O que, por sua vez, não apresenta nenhuma convergência é a Rua da Forca, localizada no bairro Dois de Julho. Segundo Adson Brito, que em junho lança o livro ‘171 bairros de Salvador – origem dos nomes’, a rua ficou conhecida dessa maneira porque era ali onde ficavam os negros condenados para serem enforcados, antes de serem encaminhados para a Praça da Piedade, onde o enforcamento de fato acontecia. O nome, apesar de servir de memória para a não repetição do passado escravagista da cidade, destoa da celebração da independência que carrega a data e o bairro Dois de Julho.
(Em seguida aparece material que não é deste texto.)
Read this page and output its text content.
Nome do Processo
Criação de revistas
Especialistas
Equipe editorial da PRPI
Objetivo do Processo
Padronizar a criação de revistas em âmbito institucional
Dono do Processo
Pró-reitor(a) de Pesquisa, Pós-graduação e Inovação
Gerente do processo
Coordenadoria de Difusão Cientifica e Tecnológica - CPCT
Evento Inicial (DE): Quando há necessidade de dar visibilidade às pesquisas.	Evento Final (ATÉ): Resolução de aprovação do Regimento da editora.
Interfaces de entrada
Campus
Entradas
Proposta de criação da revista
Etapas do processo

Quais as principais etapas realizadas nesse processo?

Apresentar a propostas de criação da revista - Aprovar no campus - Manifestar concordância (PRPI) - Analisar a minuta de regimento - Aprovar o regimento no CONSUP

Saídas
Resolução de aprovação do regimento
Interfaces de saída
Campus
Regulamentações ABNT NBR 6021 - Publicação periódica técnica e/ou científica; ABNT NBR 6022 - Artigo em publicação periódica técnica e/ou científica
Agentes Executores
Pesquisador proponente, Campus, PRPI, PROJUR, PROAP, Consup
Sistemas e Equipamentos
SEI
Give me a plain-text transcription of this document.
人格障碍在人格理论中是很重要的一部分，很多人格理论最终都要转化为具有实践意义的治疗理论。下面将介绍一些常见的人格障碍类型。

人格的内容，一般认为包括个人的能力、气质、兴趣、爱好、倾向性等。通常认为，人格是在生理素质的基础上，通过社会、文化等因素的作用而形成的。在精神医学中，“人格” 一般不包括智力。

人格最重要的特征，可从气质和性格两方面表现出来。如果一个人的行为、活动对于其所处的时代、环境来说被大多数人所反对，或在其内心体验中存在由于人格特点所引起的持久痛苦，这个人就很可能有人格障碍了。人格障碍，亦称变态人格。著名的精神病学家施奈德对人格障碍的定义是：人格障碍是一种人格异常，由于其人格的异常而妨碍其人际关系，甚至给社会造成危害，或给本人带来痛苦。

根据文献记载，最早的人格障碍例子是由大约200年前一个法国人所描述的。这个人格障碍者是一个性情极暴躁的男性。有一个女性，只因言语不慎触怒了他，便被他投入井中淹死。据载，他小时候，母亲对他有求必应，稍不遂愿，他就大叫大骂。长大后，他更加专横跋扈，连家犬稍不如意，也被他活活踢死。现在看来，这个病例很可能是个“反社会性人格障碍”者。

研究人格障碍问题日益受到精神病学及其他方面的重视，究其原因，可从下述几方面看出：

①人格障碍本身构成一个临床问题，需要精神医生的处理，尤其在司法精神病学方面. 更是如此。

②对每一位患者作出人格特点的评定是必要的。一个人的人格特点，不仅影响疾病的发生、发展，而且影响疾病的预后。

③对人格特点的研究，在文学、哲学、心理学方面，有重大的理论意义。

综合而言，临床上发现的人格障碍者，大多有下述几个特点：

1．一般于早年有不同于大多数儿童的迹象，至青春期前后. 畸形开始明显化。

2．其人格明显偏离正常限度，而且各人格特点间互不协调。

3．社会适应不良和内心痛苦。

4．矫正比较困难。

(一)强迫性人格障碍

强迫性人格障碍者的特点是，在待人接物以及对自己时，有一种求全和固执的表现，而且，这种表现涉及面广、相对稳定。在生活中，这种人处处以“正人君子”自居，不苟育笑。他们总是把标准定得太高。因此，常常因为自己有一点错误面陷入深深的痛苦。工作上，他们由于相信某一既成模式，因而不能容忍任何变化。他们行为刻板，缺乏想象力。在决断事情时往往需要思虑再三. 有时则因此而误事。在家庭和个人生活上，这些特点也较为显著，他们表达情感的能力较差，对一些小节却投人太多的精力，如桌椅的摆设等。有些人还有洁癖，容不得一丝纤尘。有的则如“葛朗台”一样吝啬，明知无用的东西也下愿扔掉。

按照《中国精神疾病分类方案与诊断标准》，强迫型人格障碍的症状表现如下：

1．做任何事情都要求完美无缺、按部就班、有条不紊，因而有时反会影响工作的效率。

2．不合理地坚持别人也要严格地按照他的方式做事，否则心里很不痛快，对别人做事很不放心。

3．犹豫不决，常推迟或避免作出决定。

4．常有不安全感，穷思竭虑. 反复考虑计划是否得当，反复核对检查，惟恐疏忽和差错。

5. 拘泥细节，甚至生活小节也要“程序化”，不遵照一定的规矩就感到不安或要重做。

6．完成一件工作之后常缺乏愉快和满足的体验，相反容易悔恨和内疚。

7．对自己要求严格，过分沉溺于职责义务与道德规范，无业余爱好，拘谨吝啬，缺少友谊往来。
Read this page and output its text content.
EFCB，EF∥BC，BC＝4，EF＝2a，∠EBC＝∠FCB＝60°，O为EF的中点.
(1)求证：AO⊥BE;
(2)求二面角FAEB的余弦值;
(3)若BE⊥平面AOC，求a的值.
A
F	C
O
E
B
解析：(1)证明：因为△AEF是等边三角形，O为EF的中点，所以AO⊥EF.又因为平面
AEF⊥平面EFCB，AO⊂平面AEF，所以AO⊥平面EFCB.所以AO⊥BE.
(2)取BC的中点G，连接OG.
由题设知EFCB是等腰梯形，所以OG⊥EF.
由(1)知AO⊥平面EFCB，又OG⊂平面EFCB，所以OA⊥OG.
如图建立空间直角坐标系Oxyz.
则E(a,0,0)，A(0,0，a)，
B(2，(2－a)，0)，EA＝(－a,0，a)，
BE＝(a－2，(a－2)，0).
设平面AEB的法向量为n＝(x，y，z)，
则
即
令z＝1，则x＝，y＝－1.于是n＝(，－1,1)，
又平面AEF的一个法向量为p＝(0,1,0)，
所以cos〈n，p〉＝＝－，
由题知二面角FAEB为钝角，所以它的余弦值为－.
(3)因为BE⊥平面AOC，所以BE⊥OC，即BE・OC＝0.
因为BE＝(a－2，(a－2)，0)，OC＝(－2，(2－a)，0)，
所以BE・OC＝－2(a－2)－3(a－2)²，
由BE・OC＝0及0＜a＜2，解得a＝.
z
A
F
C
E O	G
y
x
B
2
Ainda no Centro de Salvador, a origem do Beco da Gasosa, no bairro de Santo Antônio, não tem explicação histórica devidamente documentada. O que os moradores e frequentadores dizem é que, bem como sugere o nome, o local é ponto certo de venda de bebidas alcóolicas, sobretudo a cachaça. O bairro de Canabrava, que também sugere no nome a forma mais baiana possível de dizer que alguém bebeu demais, também tem sua raiz em uma mentira.

“O bairro de Canabrava teve o processo de ocupação a partir da década de 70. No local, havia presença em abundância de uma espécie de cana que florescia às margens dos córregos. Era uma falsa cana [que não servia para fazer álcool] e daí, na linguagem indígena, veio o nome Canabrava, que quer dizer cana falsa”, explica o professor Adson Brito.